Sentinel
Fine Arts Collection
U.S. General Services Administration
Sentinel functions as a ceremonial marker at the entrance to the Department of Veterans Affairs in Philadelphia. To create this emblematic sculpture, Clyde Lynds combined the two most recognizable and meaningful symbols of the United States – the American eagle and the flag. This hybrid image was cast by the artist in a concrete specially aggregated to resemble granite.
At night, the surface of Sentinel comes alive with a constellation of tiny lights, which are generated by the fiber optic threads embedded in the concrete. Mechanisms housed within the sculpture’s base direct this luminous ballet.
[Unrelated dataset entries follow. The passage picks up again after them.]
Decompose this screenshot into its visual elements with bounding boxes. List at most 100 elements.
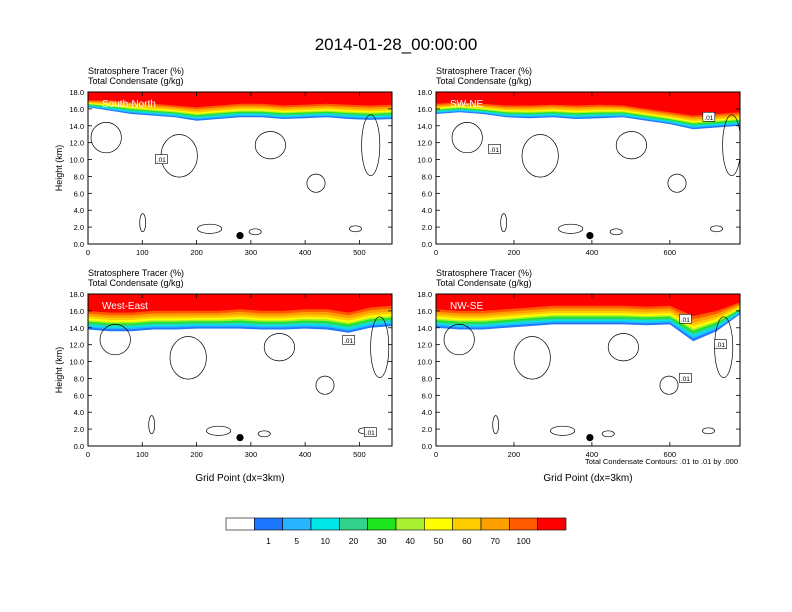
x-tick-label: 200 bbox=[190, 450, 203, 459]
contour-5 bbox=[197, 223, 223, 234]
panel-title-condensate: Total Condensate (g/kg) bbox=[436, 278, 532, 288]
colorbar-swatch bbox=[225, 517, 255, 531]
contour-2 bbox=[254, 131, 286, 160]
x-axis-label: Grid Point (dx=3km) bbox=[195, 473, 284, 484]
colorbar-label: 10 bbox=[320, 536, 330, 546]
colorbar-swatch bbox=[310, 517, 340, 531]
y-tick-label: 14.0 bbox=[417, 122, 432, 131]
contour-label: .01 bbox=[681, 317, 690, 324]
contour-7 bbox=[349, 225, 362, 233]
y-tick-label: 2.0 bbox=[422, 223, 432, 232]
panel-south-north: .01 South-North Stratosphere Tracer (%)Tot… bbox=[54, 66, 393, 257]
x-tick-label: 200 bbox=[508, 248, 521, 257]
contour-6 bbox=[248, 228, 262, 236]
y-tick-label: 4.0 bbox=[422, 206, 432, 215]
y-tick-label: 18.0 bbox=[417, 290, 432, 299]
plot-frame bbox=[435, 91, 741, 245]
x-tick-label: 200 bbox=[508, 450, 521, 459]
colorbar-swatch bbox=[339, 517, 368, 531]
contour-label-box bbox=[342, 335, 355, 345]
contour-0 bbox=[99, 324, 131, 356]
panel-title-tracer: Stratosphere Tracer (%) bbox=[88, 268, 184, 278]
x-tick-label: 400 bbox=[586, 450, 599, 459]
contour-4 bbox=[500, 213, 508, 233]
contour-label-box bbox=[488, 144, 501, 154]
x-tick-label: 0 bbox=[86, 248, 90, 257]
colorbar-label: 1 bbox=[266, 536, 271, 546]
y-axis-label: Height (km) bbox=[54, 145, 64, 192]
y-tick-label: 10.0 bbox=[417, 358, 432, 367]
colorbar-swatch bbox=[480, 517, 510, 531]
y-tick-label: 8.0 bbox=[74, 172, 84, 181]
tracer-band-10 bbox=[436, 294, 740, 316]
contour-3 bbox=[667, 173, 687, 193]
contour-0 bbox=[90, 122, 122, 154]
y-tick-label: 0.0 bbox=[74, 442, 84, 451]
contour-4 bbox=[148, 415, 156, 435]
contour-3 bbox=[306, 173, 326, 193]
tracer-fill bbox=[436, 92, 740, 130]
y-tick-label: 4.0 bbox=[74, 206, 84, 215]
colorbar-label: 20 bbox=[349, 536, 359, 546]
contour-2 bbox=[615, 131, 647, 160]
contour-8 bbox=[370, 316, 390, 378]
condensate-contours bbox=[451, 114, 740, 236]
y-tick-label: 10.0 bbox=[69, 358, 84, 367]
panel-title-tracer: Stratosphere Tracer (%) bbox=[436, 66, 532, 76]
y-tick-label: 6.0 bbox=[422, 189, 432, 198]
contour-2 bbox=[607, 333, 639, 362]
y-tick-label: 18.0 bbox=[417, 88, 432, 97]
contour-5 bbox=[550, 425, 576, 436]
contour-6 bbox=[609, 228, 623, 236]
contour-1 bbox=[521, 134, 559, 178]
panel-label: NW-SE bbox=[450, 301, 483, 312]
contour-5 bbox=[558, 223, 584, 234]
y-tick-label: 14.0 bbox=[417, 324, 432, 333]
x-tick-label: 0 bbox=[86, 450, 90, 459]
panel-title-tracer: Stratosphere Tracer (%) bbox=[436, 268, 532, 278]
y-tick-label: 6.0 bbox=[74, 391, 84, 400]
contour-label-box bbox=[679, 313, 692, 324]
panel-title-condensate: Total Condensate (g/kg) bbox=[88, 76, 184, 86]
x-tick-label: 300 bbox=[245, 450, 258, 459]
y-tick-label: 10.0 bbox=[69, 156, 84, 165]
colorbar-label: 100 bbox=[516, 536, 530, 546]
contour-label-box bbox=[702, 112, 716, 122]
panel-west-east: .01 .01 West-East Stratosphere Tracer (%)To… bbox=[54, 268, 393, 484]
panel-label: South-North bbox=[102, 99, 156, 110]
contour-7 bbox=[710, 225, 723, 233]
tracer-fill bbox=[88, 92, 392, 121]
location-marker bbox=[586, 232, 594, 240]
y-tick-label: 2.0 bbox=[74, 425, 84, 434]
x-tick-label: 600 bbox=[664, 248, 677, 257]
y-axis-label: Height (km) bbox=[54, 347, 64, 394]
x-tick-label: 100 bbox=[136, 248, 149, 257]
colorbar-label: 50 bbox=[434, 536, 444, 546]
y-tick-label: 18.0 bbox=[69, 88, 84, 97]
tracer-band-10 bbox=[88, 294, 392, 313]
y-tick-label: 8.0 bbox=[422, 374, 432, 383]
y-tick-label: 8.0 bbox=[74, 374, 84, 383]
y-tick-label: 16.0 bbox=[417, 105, 432, 114]
contour-5 bbox=[206, 425, 232, 436]
contour-4 bbox=[139, 213, 147, 233]
x-tick-label: 100 bbox=[136, 450, 149, 459]
x-tick-label: 400 bbox=[299, 450, 312, 459]
plot-frame bbox=[435, 293, 741, 447]
x-tick-label: 300 bbox=[245, 248, 258, 257]
y-tick-label: 6.0 bbox=[74, 189, 84, 198]
colorbar-label: 70 bbox=[490, 536, 500, 546]
contour-2 bbox=[263, 333, 295, 362]
panel-title-condensate: Total Condensate (g/kg) bbox=[436, 76, 532, 86]
colorbar-swatch bbox=[254, 517, 283, 531]
tracer-band-10 bbox=[88, 92, 392, 108]
contour-8 bbox=[361, 114, 381, 176]
contour-label: .01 bbox=[490, 147, 499, 154]
contour-label: .01 bbox=[157, 157, 166, 164]
contour-6 bbox=[257, 430, 271, 438]
location-marker bbox=[586, 434, 594, 442]
panel-label: SW-NE bbox=[450, 99, 483, 110]
y-tick-label: 18.0 bbox=[69, 290, 84, 299]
The program of dancing lights culminates in a reconstruction of the night sky as seen from Philadelphia on July 4, 1776. Delicate lines of light that arc across the concrete represent the celestial meridian, zenith, and elliptical plane (the apparent path pf the sun across the sky). The dynamic, nocturnal display repeats over a cycle of several days.
Clyde Lynds maintains his studio in New Jersey, where he was born. The artist has received many other public commissions in cities such as Boston, Chicago, Hartford, and Santa Barbara. His additional works commissioned for GSA are for federal offices in New York and West Virginia; a border station in Nogales, Arizona; and a courthouse in Montgomery, Alabama.